Napoli, vittoria sporca ma pesante: il guizzo Kvara-Raspa per sbancare l'Olympiastadion
Il Napoli sbanca Berlino ed avvicina sensibilmente gli ottavi di finale. La squadra di Rudi Garcia indirizza il raggruppamento uscendo vittoriosa dall'inferno dell'Olympiastadion e da una partita poco incline alle sue caratteristiche: il campo è insidioso, quasi non permette di giocare palla a terra, e l'Union Berlino accentua le sue caratteristiche di calcio diretto lanciando alla prima occasione in profondità e poi col passare alzando dei semplici campanili per il gioco aereo. Il Napoli più che altro tiene botta e porta via tre punti con la giocata decisiva di Kvaratskhelia - non a caso MVP dell'Uefa - che innesca la rapidità d'esecuzione di Raspadori.
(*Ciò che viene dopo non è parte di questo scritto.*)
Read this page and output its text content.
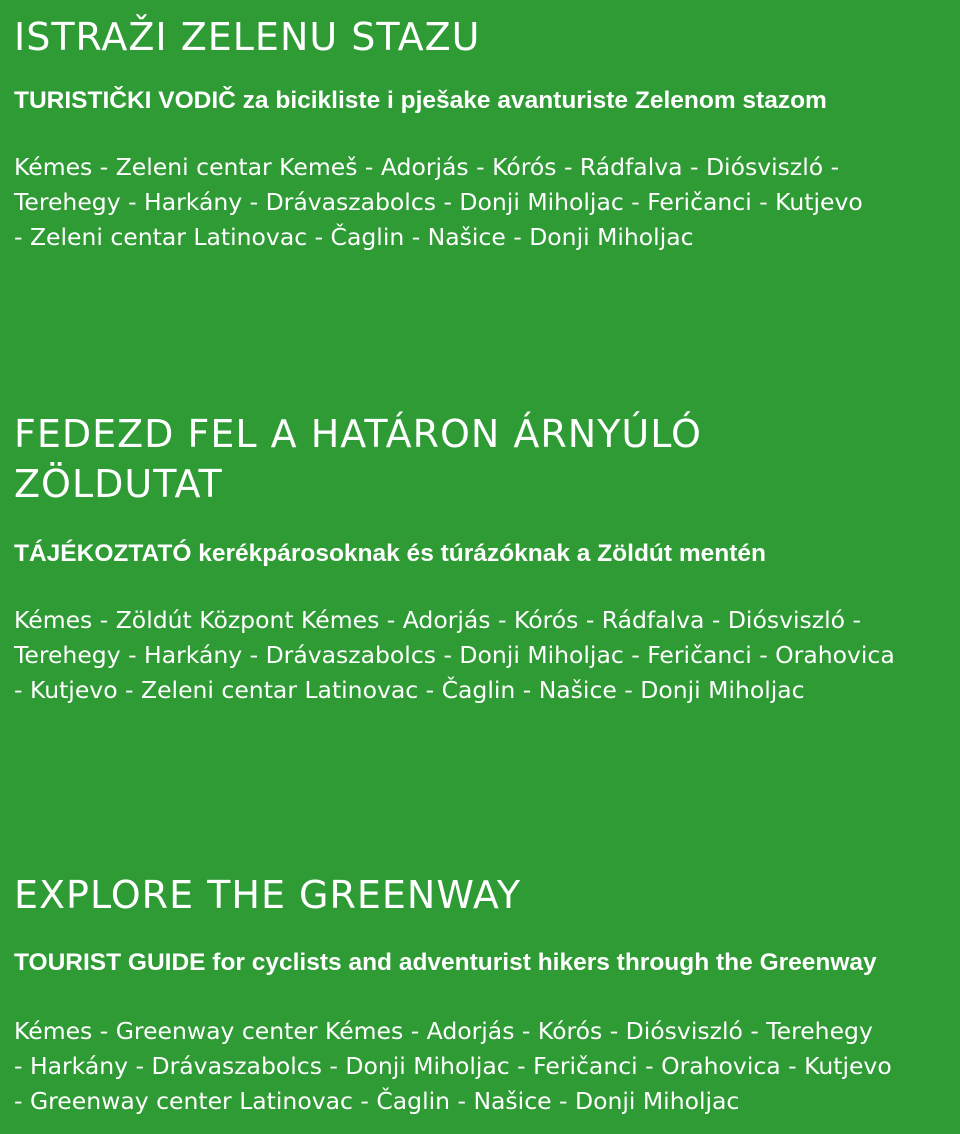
ISTRAŽI ZELENU STAZU

TURISTIČKI VODIČ za bicikliste i pješake avanturiste Zelenom stazom

Kémes - Zeleni centar Kemeš - Adorjás - Kórós - Rádfalva - Diósviszló -
Terehegy - Harkány - Drávaszabolcs - Donji Miholjac - Feričanci - Kutjevo
- Zeleni centar Latinovac - Čaglin - Našice - Donji Miholjac

FEDEZD FEL A HATÁRON ÁRNYÚLÓ
ZÖLDUTAT

TÁJÉKOZTATÓ kerékpárosoknak és túrázóknak a Zöldút mentén

Kémes - Zöldút Központ Kémes - Adorjás - Kórós - Rádfalva - Diósviszló -
Terehegy - Harkány - Drávaszabolcs - Donji Miholjac - Feričanci - Orahovica
- Kutjevo - Zeleni centar Latinovac - Čaglin - Našice - Donji Miholjac

EXPLORE THE GREENWAY

TOURIST GUIDE for cyclists and adventurist hikers through the Greenway

Kémes - Greenway center Kémes - Adorjás - Kórós - Diósviszló - Terehegy
- Harkány - Drávaszabolcs - Donji Miholjac - Feričanci - Orahovica - Kutjevo
- Greenway center Latinovac - Čaglin - Našice - Donji Miholjac
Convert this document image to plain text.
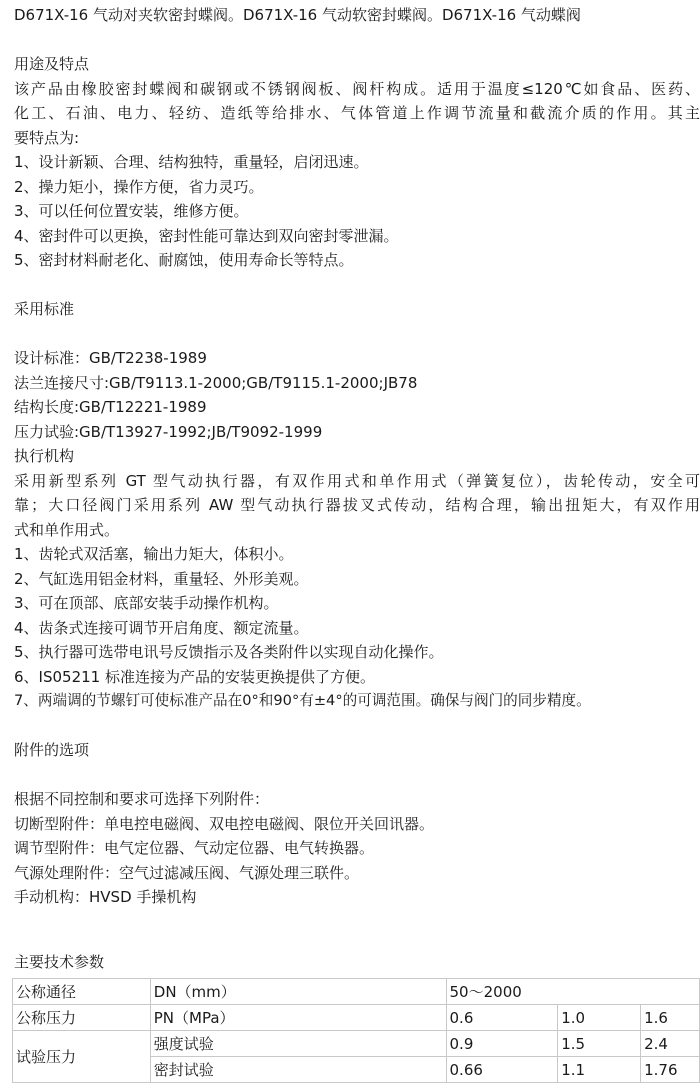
D671X-16 气动对夹软密封蝶阀。D671X-16 气动软密封蝶阀。D671X-16 气动蝶阀
用途及特点
该产品由橡胶密封蝶阀和碳钢或不锈钢阀板、阀杆构成。适用于温度≤120℃如食品、医药、
化工、石油、电力、轻纺、造纸等给排水、气体管道上作调节流量和截流介质的作用。其主
要特点为:
1、设计新颖、合理、结构独特，重量轻，启闭迅速。
2、操力矩小，操作方便，省力灵巧。
3、可以任何位置安装，维修方便。
4、密封件可以更换，密封性能可靠达到双向密封零泄漏。
5、密封材料耐老化、耐腐蚀，使用寿命长等特点。
采用标准
设计标准：GB/T2238-1989
法兰连接尺寸:GB/T9113.1-2000;GB/T9115.1-2000;JB78
结构长度:GB/T12221-1989
压力试验:GB/T13927-1992;JB/T9092-1999
执行机构
采用新型系列 GT 型气动执行器，有双作用式和单作用式（弹簧复位），齿轮传动，安全可
靠；大口径阀门采用系列 AW 型气动执行器拔叉式传动，结构合理，输出扭矩大，有双作用
式和单作用式。
1、齿轮式双活塞，输出力矩大，体积小。
2、气缸选用铝金材料，重量轻、外形美观。
3、可在顶部、底部安装手动操作机构。
4、齿条式连接可调节开启角度、额定流量。
5、执行器可选带电讯号反馈指示及各类附件以实现自动化操作。
6、IS05211 标准连接为产品的安装更换提供了方便。
7、两端调的节螺钉可使标准产品在0°和90°有±4°的可调范围。确保与阀门的同步精度。
附件的选项
根据不同控制和要求可选择下列附件：
切断型附件：单电控电磁阀、双电控电磁阀、限位开关回讯器。
调节型附件：电气定位器、气动定位器、电气转换器。
气源处理附件：空气过滤减压阀、气源处理三联件。
手动机构：HVSD 手操机构
主要技术参数
公称通径	DN（mm）	50～2000		
公称压力	PN（MPa）	0.6	1.0	1.6
试验压力	强度试验	0.9	1.5	2.4
	密封试验	0.66	1.1	1.76
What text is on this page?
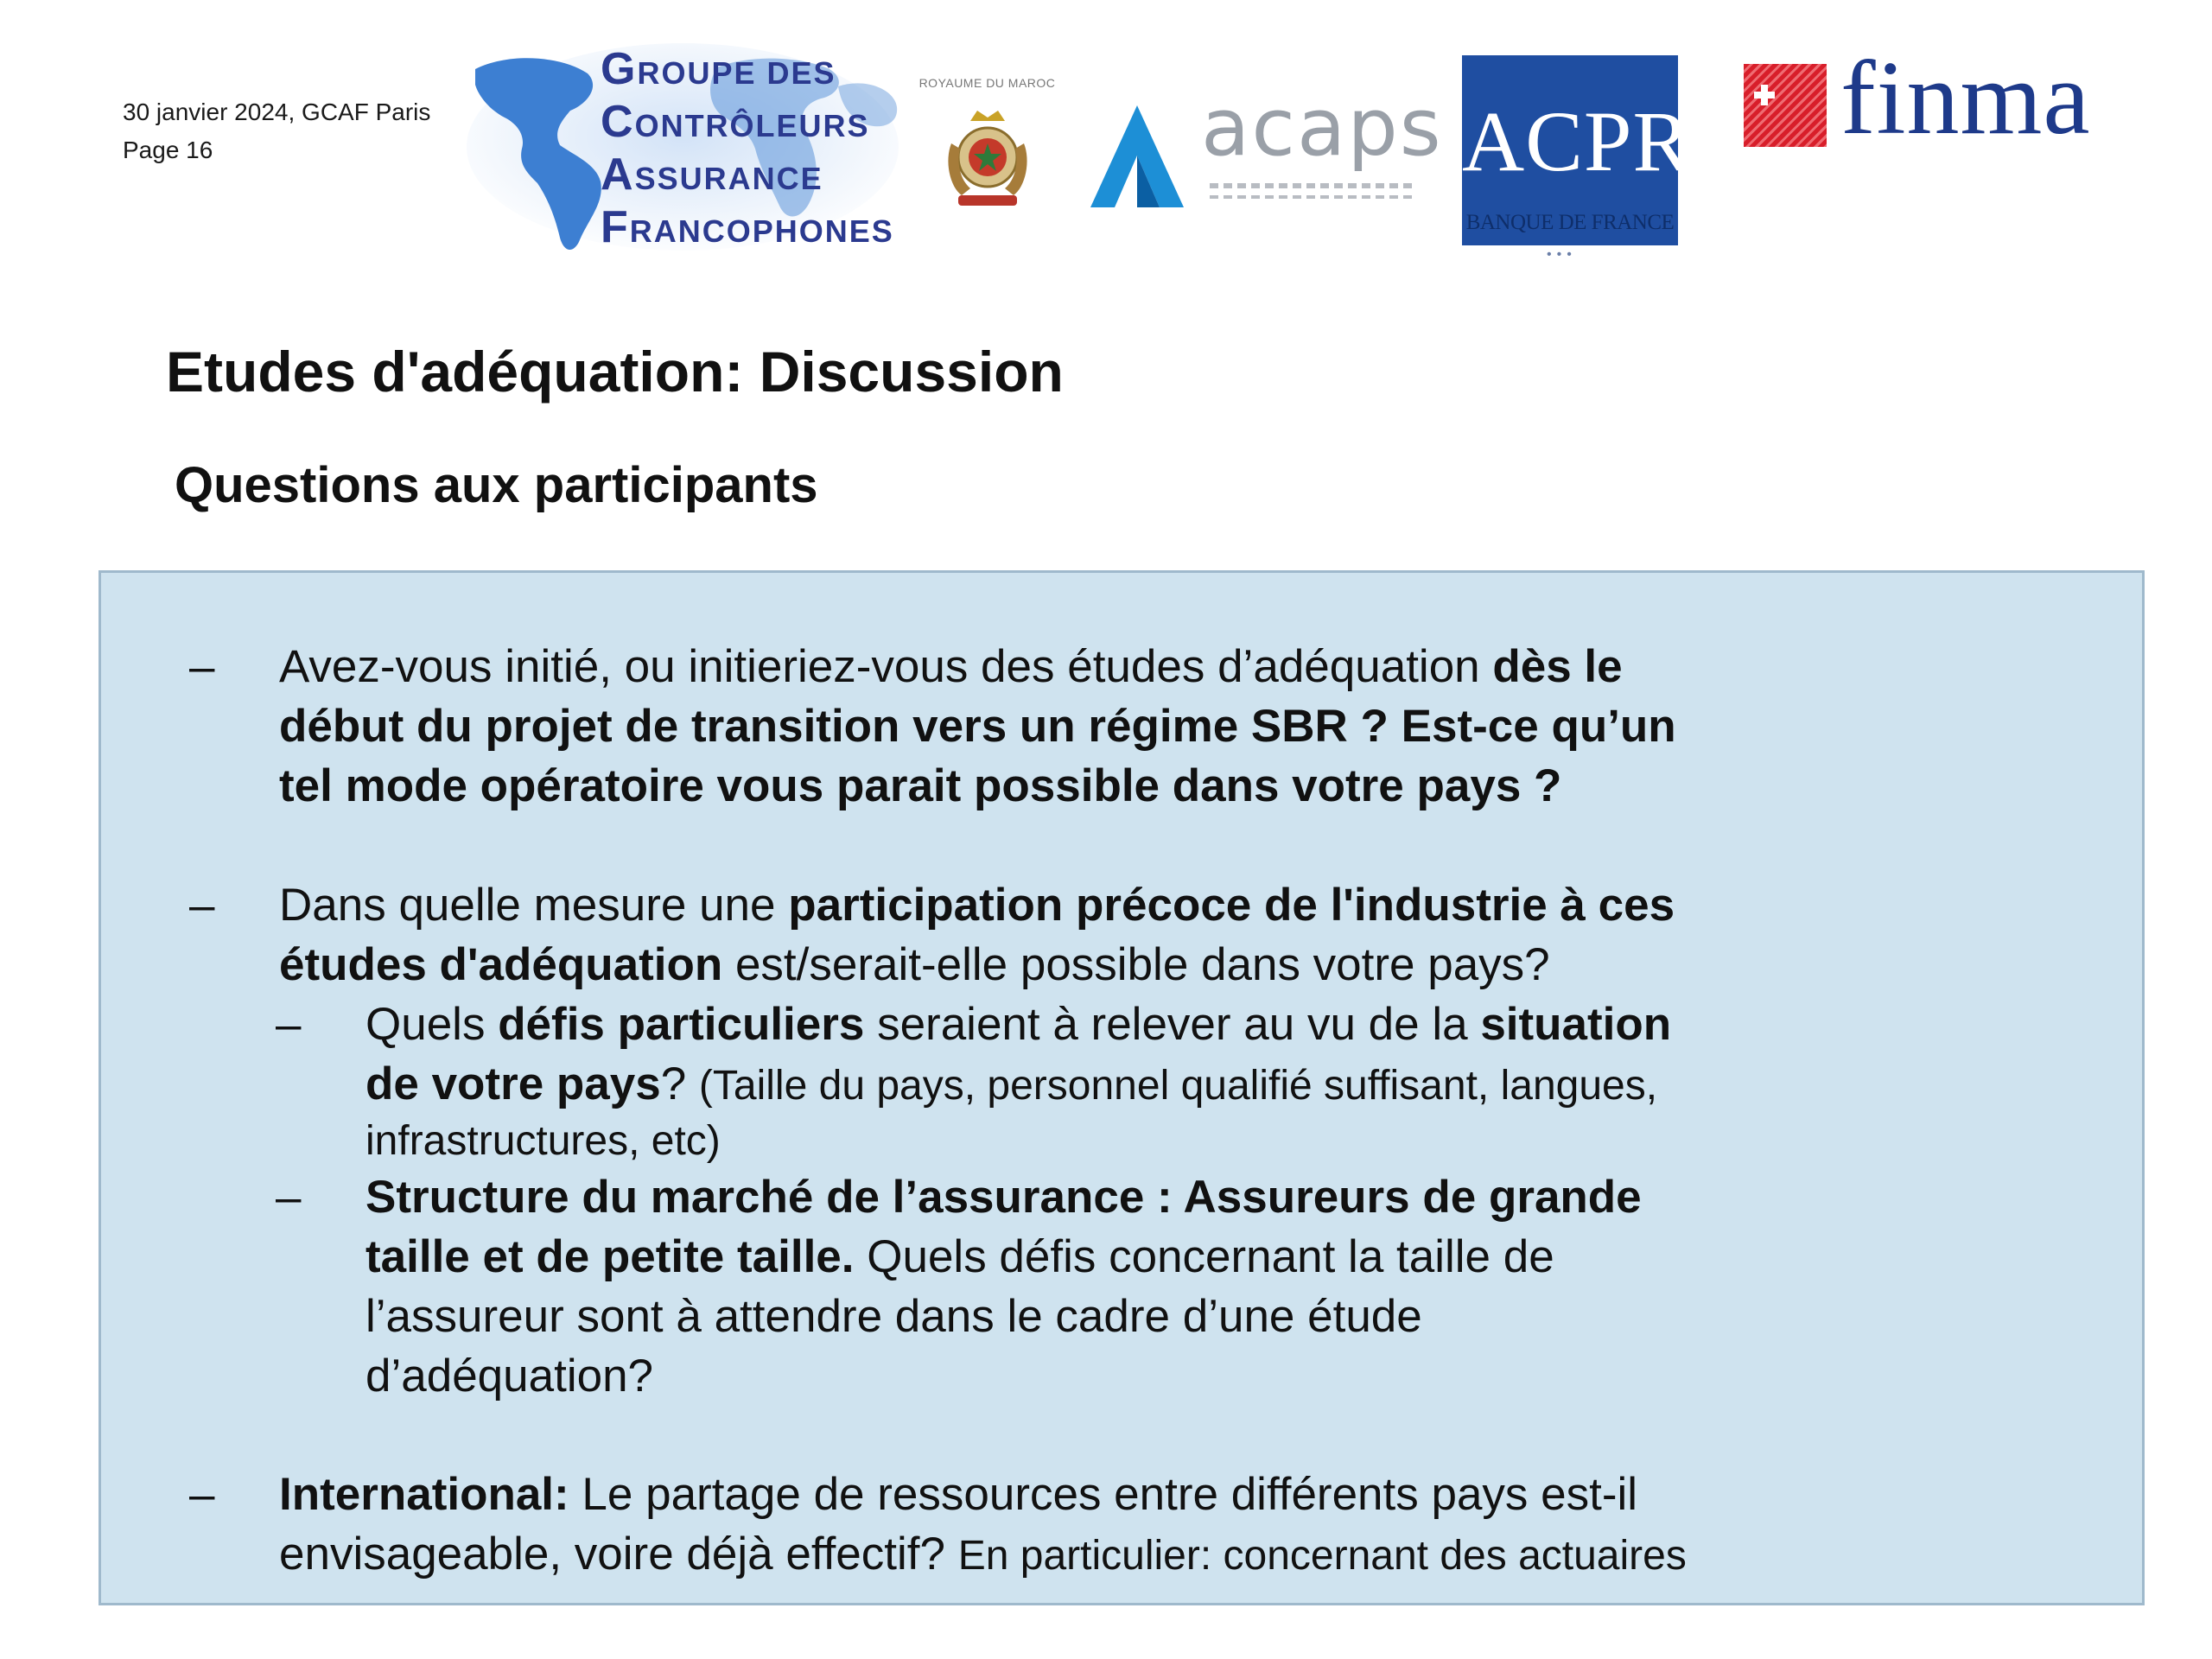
30 janvier 2024, GCAF Paris
Page 16
GROUPE DES
CONTRÔLEURS
ASSURANCE
FRANCOPHONES
ROYAUME DU MAROC acaps ACPR
BANQUE DE FRANCE
•••
finma
Etudes d'adéquation: Discussion
Questions aux participants
– Avez-vous initié, ou initieriez-vous des études d’adéquation dès le
début du projet de transition vers un régime SBR ? Est-ce qu’un
tel mode opératoire vous parait possible dans votre pays ?
– Dans quelle mesure une participation précoce de l'industrie à ces
études d'adéquation est/serait-elle possible dans votre pays?
– Quels défis particuliers seraient à relever au vu de la situation
de votre pays? (Taille du pays, personnel qualifié suffisant, langues,
infrastructures, etc)
– Structure du marché de l’assurance : Assureurs de grande
taille et de petite taille. Quels défis concernant la taille de
l’assureur sont à attendre dans le cadre d’une étude
d’adéquation?
– International: Le partage de ressources entre différents pays est-il
envisageable, voire déjà effectif? En particulier: concernant des actuaires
Quanto basta per venire a capo della partita e rinviando i discorsi sul gioco alla prossima col Milan: "Non abbiamo fatto la nostra migliore partita soprattutto nel primo tempo - l'ammissione di Garcia - però sapevamo che l'Union vive sui tuoi errori giocando sulla fisicità ed in contropiede. Nel secondo tempo abbiamo gestito meglio la palla e siamo andati da un fronte all'altro con più velocità. Il gol mi è piaciuto non solo per la giocata di Kvara, ma anche per il doppio recupero di palla, il primo molto alto di Rrahamni e poi un duello vinto da Mario Rui. Quando si è meno brillanti con la palla, è importante dimostrare di saper lottare tutti insieme", l'elogio del tecnico francese alla sua squadra.
Quasi fatta
Seconda vittoria in trasferta dopo quella di Braga, altrettanto sofferta, e sei punti in classifica che significano +6 sui tedeschi e +3 sui portoghesi ed entrambe le formazioni dovranno far visita al Maradona. Il Napoli s'è messo in una posizione di enorme vantaggio e vincendo la prossima con l'Union Berlino a Fuorigrotta potrebbe già raggiungere il primo mini-obiettivo stagionale, ovvero confermarsi tra le migliori 16 d'Europa. Un primo traguardo che non sarebbe da sottovalutare considerando le difficoltà vissute in questa prima di stagione dopo il cambio in panchina.
Non solo Kvara
Subito dopo c'è da registrare l'ottima prova dei due centrali. Il ritorno di Rrahmani ha dato maggiore solidità alla difesa in questi ultimi 180' e continua la crescita di Natan: "Abbiamo concesso zero anche se abbiamo creato poco, ma era la gara che mi aspettavo. Natan è stato bravo, abbiamo lavorato bene con lui durante la prima pausa della nazionali. E' migliorato nello scappare e nell'allinearsi sui compagni, ma anche nel salire ed essere molto alto sul recupero nella metà campo avversaria. Su quel tackle - in riferimento all'urlo nel finale di gara - ha dimostrato con la sua rabbia anche doti di leadership e impatto fisico".